Following this approach the requirements will not rot because you leave them “on the vine” until you are ready to eat and digest them.  Of course, what comes out after the eating and digesting is not covered in this article:  At some point all analogies break down.

[NOTE: Everything I say in this post and on this blog is based on my experiences, study, and observations.  It is MY OPINION. It is the way things seem to me.  It might be useful to you, might not – I don’t really care.  If you want to argue about it, that is fine.  I am suggesting that there are better ways to do almost everything we do in software development, and that it is worth thinking about it and doing something about it.
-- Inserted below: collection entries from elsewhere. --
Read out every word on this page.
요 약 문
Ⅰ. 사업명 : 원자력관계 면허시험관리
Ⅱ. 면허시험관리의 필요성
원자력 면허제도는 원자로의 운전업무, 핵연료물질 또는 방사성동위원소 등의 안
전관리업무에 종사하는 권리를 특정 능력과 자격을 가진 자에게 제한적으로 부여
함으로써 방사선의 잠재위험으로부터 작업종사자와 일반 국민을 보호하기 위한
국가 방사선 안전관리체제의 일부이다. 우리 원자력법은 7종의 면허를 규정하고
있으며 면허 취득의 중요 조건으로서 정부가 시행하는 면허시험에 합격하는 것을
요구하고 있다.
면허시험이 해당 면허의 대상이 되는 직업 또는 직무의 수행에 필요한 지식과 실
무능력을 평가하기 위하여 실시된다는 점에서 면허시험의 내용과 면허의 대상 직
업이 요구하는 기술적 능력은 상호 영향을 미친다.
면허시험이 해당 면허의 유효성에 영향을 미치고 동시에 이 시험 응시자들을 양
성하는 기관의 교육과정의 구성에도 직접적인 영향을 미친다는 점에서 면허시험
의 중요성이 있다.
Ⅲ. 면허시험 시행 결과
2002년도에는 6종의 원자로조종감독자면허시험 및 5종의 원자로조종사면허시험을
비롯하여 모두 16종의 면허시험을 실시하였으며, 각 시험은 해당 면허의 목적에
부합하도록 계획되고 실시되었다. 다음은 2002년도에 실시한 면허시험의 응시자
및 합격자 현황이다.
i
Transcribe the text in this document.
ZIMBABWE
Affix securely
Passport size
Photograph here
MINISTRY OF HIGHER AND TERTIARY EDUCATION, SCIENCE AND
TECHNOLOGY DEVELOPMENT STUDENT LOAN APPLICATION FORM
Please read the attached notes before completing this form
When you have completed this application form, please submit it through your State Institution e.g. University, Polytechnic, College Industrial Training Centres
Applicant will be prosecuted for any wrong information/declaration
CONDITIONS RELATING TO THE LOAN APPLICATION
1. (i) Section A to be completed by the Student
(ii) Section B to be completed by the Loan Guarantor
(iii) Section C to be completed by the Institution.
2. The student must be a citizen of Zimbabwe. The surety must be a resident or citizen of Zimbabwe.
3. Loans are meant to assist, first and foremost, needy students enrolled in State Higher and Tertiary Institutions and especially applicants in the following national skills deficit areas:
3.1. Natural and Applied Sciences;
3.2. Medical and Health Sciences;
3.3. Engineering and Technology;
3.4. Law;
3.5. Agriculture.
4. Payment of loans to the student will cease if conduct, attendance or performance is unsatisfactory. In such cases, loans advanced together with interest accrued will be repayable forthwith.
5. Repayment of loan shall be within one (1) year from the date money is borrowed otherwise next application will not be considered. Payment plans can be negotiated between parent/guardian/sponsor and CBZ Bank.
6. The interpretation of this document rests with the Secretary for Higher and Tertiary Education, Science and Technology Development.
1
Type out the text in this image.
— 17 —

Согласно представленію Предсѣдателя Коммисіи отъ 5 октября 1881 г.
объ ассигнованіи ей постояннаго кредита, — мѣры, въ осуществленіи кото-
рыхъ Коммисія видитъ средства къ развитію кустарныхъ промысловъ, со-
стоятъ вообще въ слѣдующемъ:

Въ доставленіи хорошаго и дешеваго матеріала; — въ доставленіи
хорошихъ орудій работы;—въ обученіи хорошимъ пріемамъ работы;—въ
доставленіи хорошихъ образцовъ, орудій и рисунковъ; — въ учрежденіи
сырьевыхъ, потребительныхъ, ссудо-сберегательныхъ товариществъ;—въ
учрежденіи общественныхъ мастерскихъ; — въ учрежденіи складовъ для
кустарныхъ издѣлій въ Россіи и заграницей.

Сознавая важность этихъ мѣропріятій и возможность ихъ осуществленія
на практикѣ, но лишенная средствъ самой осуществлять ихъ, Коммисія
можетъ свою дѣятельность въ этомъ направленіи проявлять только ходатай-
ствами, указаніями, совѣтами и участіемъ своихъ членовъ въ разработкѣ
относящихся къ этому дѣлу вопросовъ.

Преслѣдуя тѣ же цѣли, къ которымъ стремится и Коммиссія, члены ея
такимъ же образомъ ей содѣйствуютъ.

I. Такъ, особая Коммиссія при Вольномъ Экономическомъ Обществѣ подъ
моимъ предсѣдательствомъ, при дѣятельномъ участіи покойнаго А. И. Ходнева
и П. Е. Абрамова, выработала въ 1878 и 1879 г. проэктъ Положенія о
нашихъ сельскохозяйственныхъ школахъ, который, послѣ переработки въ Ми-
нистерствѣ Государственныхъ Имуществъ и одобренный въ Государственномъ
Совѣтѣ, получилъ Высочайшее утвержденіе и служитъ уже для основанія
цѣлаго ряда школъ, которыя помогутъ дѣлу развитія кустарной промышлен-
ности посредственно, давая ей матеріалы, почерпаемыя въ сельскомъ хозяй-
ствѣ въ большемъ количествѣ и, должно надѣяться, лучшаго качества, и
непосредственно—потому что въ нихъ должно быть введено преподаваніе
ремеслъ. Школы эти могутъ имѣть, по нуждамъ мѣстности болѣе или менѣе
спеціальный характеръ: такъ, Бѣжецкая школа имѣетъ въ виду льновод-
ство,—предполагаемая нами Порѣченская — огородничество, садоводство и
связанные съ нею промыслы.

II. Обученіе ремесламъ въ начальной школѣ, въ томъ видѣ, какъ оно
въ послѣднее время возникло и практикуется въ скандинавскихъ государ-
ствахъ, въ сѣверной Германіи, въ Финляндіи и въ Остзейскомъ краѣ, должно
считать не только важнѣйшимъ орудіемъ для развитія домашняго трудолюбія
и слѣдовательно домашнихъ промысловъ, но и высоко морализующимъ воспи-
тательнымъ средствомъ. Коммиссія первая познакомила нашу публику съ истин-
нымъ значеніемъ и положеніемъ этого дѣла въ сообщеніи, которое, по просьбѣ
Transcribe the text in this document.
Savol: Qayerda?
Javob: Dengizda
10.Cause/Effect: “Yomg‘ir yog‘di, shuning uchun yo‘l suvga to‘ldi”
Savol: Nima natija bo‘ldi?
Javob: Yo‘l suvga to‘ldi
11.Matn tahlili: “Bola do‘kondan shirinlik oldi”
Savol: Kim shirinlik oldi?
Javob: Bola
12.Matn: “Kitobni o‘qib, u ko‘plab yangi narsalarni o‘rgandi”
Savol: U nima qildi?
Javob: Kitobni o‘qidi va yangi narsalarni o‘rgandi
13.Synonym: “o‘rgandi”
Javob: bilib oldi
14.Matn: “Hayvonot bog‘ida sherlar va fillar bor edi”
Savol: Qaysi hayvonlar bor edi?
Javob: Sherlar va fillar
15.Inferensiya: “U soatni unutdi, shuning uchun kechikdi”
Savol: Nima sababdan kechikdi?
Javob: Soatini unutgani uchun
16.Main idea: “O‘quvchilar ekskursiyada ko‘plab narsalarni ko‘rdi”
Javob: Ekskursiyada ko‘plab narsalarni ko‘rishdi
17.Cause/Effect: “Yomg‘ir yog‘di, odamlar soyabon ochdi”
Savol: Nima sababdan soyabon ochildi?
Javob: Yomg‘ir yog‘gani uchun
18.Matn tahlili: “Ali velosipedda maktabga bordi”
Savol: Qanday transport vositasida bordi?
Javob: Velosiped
You might already have better ways to do things, and I want to hear about it.]


3 Comments

  1. Machiel:

    I agree with your advice, although I must say the rotting is not explained other than using the food metaphor. The fact that requirements need to be turned into a working solution doesn’t explain why the value of the requirements diminishes over time. Interested to hear about your experience.

  2. Woody Z.:

    Hello Machiel – Requirements cannot be proved to be meaningful or to have value until the code is in use. Until then, it’s just a guess. The things we “think we know” or “think we want” are just guesses. The process of creating the “working code” and getting that code into use can prove whether or not our thinking was correct. The more thinking we do before we prove correctness (or value, or meaning, or whatever you might want to call it) the more likely it is we are wrong. It builds and compounds, so eventually any thinking we are doing is based on other thinking that was wrong. That is the rot. Let’s find ways to do small bits of potentially valuable work, prove or disprove our thinking through actual “in-use” code, and then base our next “round” of thinking on what we’ve learned.

  3. David Lowe:

    I like the rot metaphor.

    But, if people have an issue with business requirements not actually rotting, maybe they would prefer the idea of them going stale, stagnating or petrifying. Either way, they aren’t in the state they were in when they were created; rather like a bunch of month-old flowers – now there’s a metaphor perfect for Valentine’s Day!